Equipment and Supplies
One grief I face daily is seeing the equipment at many long term care facilities. Most of it is in some state of disrepair all the way to barely useable. Supplies of basic items such as tissues, sanitizers and pens are usually minimal.
Wheelchairs are one of the items I see daily that need repair. Worn seat covers, torn armrests, and brakes that don't stay locked securely. Not many years ago the state inspectors cited a home for having tape covering a torn armrest of one resident's chair. I'd rather see the tape instead of a rubbed raw forearm, but they cited infection control because the glue can hold bacteria. Today many W/C armrest covers are torn and repaired with tape.

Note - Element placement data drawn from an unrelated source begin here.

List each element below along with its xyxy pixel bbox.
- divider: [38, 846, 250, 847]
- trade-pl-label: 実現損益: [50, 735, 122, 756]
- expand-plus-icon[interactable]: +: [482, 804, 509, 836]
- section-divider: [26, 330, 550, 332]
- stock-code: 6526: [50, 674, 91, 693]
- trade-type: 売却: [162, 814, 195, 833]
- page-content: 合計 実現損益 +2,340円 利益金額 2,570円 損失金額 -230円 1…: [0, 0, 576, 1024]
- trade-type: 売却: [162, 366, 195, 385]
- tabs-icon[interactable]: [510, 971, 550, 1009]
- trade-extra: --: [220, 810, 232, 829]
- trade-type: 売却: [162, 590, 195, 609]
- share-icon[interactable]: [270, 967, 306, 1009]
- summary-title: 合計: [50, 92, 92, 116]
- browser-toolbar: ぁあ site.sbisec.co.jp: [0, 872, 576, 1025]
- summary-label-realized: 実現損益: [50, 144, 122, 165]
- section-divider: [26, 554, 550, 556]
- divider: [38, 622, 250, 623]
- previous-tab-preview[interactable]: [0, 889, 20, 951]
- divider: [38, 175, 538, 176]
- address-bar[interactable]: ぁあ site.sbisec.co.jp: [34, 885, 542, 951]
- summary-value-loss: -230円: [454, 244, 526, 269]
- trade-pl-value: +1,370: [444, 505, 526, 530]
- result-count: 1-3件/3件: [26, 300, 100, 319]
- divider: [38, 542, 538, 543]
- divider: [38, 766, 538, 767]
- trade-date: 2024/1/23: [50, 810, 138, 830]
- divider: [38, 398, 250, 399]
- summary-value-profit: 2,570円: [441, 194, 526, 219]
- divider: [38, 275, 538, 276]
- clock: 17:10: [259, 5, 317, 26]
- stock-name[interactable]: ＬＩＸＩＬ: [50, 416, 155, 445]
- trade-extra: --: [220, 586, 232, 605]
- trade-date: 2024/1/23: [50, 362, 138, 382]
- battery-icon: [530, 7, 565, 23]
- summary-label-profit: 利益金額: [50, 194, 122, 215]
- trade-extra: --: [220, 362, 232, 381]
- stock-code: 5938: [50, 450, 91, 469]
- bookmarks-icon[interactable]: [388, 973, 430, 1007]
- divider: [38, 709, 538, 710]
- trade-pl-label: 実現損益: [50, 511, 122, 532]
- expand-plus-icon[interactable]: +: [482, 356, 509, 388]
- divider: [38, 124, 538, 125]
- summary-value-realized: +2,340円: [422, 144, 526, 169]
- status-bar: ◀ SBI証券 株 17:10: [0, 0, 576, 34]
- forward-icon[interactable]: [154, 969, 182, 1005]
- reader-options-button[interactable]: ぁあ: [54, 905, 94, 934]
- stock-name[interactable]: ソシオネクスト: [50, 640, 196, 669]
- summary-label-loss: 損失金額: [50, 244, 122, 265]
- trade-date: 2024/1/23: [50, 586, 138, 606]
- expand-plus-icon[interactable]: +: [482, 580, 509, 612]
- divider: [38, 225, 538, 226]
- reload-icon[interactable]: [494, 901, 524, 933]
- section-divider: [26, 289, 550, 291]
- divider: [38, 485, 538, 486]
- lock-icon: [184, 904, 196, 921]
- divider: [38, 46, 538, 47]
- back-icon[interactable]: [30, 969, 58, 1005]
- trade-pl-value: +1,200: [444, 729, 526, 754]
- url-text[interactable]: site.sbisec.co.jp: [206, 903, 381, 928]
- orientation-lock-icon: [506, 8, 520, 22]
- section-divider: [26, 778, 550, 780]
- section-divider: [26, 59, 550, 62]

Some have brakes that don't lock securely and pose a risk to the patient and staff. I can't tell you how many times I've stood a person from their chair only to have it scoot away because the brakes didn't stay locked.
Of course I have to pick on the equipment we get to use in the gym. The ankle weights that are well used and worn, walkers that are wobbly and have worn wheels, reachers that are bent and missing parts, or just the fact that there is little or nothing to work with. Gait belts are a requirement, but in some places I've been there are few available.

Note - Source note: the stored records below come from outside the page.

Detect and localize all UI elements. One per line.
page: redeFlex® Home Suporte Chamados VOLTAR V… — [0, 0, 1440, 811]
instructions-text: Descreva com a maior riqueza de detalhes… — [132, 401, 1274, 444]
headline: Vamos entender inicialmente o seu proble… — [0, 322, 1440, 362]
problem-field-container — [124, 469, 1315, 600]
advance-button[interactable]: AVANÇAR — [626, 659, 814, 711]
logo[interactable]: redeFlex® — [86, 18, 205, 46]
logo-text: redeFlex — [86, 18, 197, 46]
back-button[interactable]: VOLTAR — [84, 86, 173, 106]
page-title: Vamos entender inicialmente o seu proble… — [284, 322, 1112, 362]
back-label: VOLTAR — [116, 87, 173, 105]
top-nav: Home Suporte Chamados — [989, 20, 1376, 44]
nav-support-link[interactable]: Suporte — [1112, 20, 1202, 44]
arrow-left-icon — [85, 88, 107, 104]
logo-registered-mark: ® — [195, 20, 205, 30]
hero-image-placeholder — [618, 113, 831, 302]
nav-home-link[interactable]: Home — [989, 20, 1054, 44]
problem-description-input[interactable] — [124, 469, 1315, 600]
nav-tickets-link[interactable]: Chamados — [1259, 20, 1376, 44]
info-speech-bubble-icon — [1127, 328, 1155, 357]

With all the cuts in reimbursement and companies attempting to maximize profits, requests for new equipment usually falls low on the purchase list. Often it takes months to receive requested equipment, especially larger items. Back in the early 90's when Medicare reimbursed for equipment I remember being told to go to the supply room before seeing a new patient with a knee or hip replacement. There we stored reachers, bath brushes, dressing sticks, sock aids, shoe laces and shoehorns. Every patient that had orthopedic surgery on their lower extremities was issued the necessary equipment.
We work with what we have though, and make efforts to educate patients with items they need. Since most adaptive equipment is an out of pocket expense for most people I try to only recommend what is absolutely needed. Buying a piece of adaptive equipment you'll only need for a few weeks before you are able to be independent again is a waste if there is any alternative.